Sitting position requires absolute immobility aided through nondepolarizing muscle
relaxants; however, their use in neuromonitoring, especially MEPs, is contraindicated
and poses a challenge for the anesthesiologist. Thus, maintaining adequate depth of
anesthesia is absolutely essential.[10]
[11]
Effective monitoring of depth of anesthesia is crucial during TIVA to prevent intraoperative
awareness, which can have negative implications on patient. BIS values between 40
and 60 ensure adequate depth of anesthesia. Lee et al in their research concluded
that sitting positions reduce BIS values in tandem with MAP when compared with supine
position.[12] We ensured MAP of more than 90 mm Hg and BIS values between 40 and 60 at all times.
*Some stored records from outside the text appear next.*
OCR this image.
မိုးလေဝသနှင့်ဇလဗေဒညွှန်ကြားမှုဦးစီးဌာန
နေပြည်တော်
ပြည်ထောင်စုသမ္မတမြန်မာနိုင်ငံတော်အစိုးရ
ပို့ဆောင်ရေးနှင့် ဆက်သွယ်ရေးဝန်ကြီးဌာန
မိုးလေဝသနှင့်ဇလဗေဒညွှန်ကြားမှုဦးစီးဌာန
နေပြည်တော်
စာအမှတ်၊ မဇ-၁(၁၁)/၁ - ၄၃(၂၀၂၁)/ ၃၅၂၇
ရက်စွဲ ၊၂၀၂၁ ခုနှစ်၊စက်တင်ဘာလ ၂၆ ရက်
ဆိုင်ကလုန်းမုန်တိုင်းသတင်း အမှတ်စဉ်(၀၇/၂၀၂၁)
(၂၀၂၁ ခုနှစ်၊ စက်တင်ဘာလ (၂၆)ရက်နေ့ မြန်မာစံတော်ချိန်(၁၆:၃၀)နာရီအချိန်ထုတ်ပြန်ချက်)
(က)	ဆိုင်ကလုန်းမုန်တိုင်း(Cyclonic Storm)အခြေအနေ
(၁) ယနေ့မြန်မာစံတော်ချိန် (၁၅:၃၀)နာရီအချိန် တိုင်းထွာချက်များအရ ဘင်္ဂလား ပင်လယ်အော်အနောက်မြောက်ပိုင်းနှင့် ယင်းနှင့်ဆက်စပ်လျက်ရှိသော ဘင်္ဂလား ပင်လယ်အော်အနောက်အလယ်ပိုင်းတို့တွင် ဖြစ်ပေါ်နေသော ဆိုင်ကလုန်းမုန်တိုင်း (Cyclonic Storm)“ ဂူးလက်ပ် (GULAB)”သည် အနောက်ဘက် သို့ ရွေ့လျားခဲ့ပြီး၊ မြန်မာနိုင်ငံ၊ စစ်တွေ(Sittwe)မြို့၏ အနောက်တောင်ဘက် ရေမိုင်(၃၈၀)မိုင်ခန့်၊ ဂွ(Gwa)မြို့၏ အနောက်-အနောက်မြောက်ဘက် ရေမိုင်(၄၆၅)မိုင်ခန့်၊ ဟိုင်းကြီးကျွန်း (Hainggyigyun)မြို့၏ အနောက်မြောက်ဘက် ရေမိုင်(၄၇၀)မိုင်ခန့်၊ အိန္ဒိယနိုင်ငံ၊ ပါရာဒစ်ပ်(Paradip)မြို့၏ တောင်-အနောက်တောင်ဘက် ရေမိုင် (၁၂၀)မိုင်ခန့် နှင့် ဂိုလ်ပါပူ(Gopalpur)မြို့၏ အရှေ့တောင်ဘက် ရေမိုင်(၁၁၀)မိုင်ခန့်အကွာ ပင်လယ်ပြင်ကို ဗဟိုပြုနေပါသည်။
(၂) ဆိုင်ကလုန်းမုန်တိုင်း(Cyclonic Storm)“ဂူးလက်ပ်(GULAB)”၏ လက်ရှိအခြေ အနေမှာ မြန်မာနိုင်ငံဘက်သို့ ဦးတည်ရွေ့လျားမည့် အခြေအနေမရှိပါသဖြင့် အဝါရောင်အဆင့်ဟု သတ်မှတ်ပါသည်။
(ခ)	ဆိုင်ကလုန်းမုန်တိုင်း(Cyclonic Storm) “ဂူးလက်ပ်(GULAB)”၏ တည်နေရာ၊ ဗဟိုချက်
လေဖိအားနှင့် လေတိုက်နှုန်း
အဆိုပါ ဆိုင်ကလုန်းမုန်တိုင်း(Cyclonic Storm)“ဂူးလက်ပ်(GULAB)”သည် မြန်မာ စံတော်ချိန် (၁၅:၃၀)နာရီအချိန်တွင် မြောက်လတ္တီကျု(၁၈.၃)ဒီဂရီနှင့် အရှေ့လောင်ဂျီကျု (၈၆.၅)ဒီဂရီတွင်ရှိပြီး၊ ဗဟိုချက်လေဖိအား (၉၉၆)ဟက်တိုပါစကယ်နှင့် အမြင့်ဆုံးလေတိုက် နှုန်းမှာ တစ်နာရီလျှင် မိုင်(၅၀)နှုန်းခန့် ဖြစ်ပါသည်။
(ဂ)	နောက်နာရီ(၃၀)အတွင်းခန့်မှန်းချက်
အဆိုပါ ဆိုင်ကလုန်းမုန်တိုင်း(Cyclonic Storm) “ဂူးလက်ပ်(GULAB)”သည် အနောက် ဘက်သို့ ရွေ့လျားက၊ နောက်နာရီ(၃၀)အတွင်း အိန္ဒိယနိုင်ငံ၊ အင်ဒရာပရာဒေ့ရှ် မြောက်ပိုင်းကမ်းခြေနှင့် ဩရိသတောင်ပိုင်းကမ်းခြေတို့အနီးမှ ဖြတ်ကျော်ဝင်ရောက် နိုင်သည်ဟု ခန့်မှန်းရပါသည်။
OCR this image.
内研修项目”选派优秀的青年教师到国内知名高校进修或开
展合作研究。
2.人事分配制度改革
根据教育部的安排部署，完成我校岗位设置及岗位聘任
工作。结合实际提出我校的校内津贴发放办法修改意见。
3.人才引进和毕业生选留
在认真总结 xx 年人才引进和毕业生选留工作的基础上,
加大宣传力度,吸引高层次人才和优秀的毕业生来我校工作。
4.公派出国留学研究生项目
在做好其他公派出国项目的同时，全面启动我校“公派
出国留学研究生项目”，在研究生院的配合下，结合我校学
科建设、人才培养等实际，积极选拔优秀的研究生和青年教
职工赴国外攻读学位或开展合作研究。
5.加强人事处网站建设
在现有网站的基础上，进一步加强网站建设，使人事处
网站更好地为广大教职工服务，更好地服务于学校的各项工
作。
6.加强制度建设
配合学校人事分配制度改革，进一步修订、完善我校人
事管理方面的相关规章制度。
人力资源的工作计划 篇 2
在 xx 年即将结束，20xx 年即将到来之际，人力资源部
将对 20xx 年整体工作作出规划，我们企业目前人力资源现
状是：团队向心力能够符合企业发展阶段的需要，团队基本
A thorough knowledge of the anatomy, physiology, anesthetic technique, methodical
surgical dissection will assist in accurate interpretation of the altered sequence
of MEP intraoperatively.
Standard-of-care anesthesia technique combining TIVA and inhalational anesthesia,
offer a safe anesthesia and optimal surgical conditions in the absence of muscle relaxation.
Conclusion
Midbrain cavernoma excision in sitting position with SSEP and MEP monitoring requires
expertise, individualized anesthesia technique, and vigilance for complications. A
multidisciplinary discussion with anesthesiologist, surgeon, and neurologist is the
key step in diagnosing intraoperative altered SSEP and MEP signals and, thus, the
early detection of new neurological deficits during the procedures at midbrain.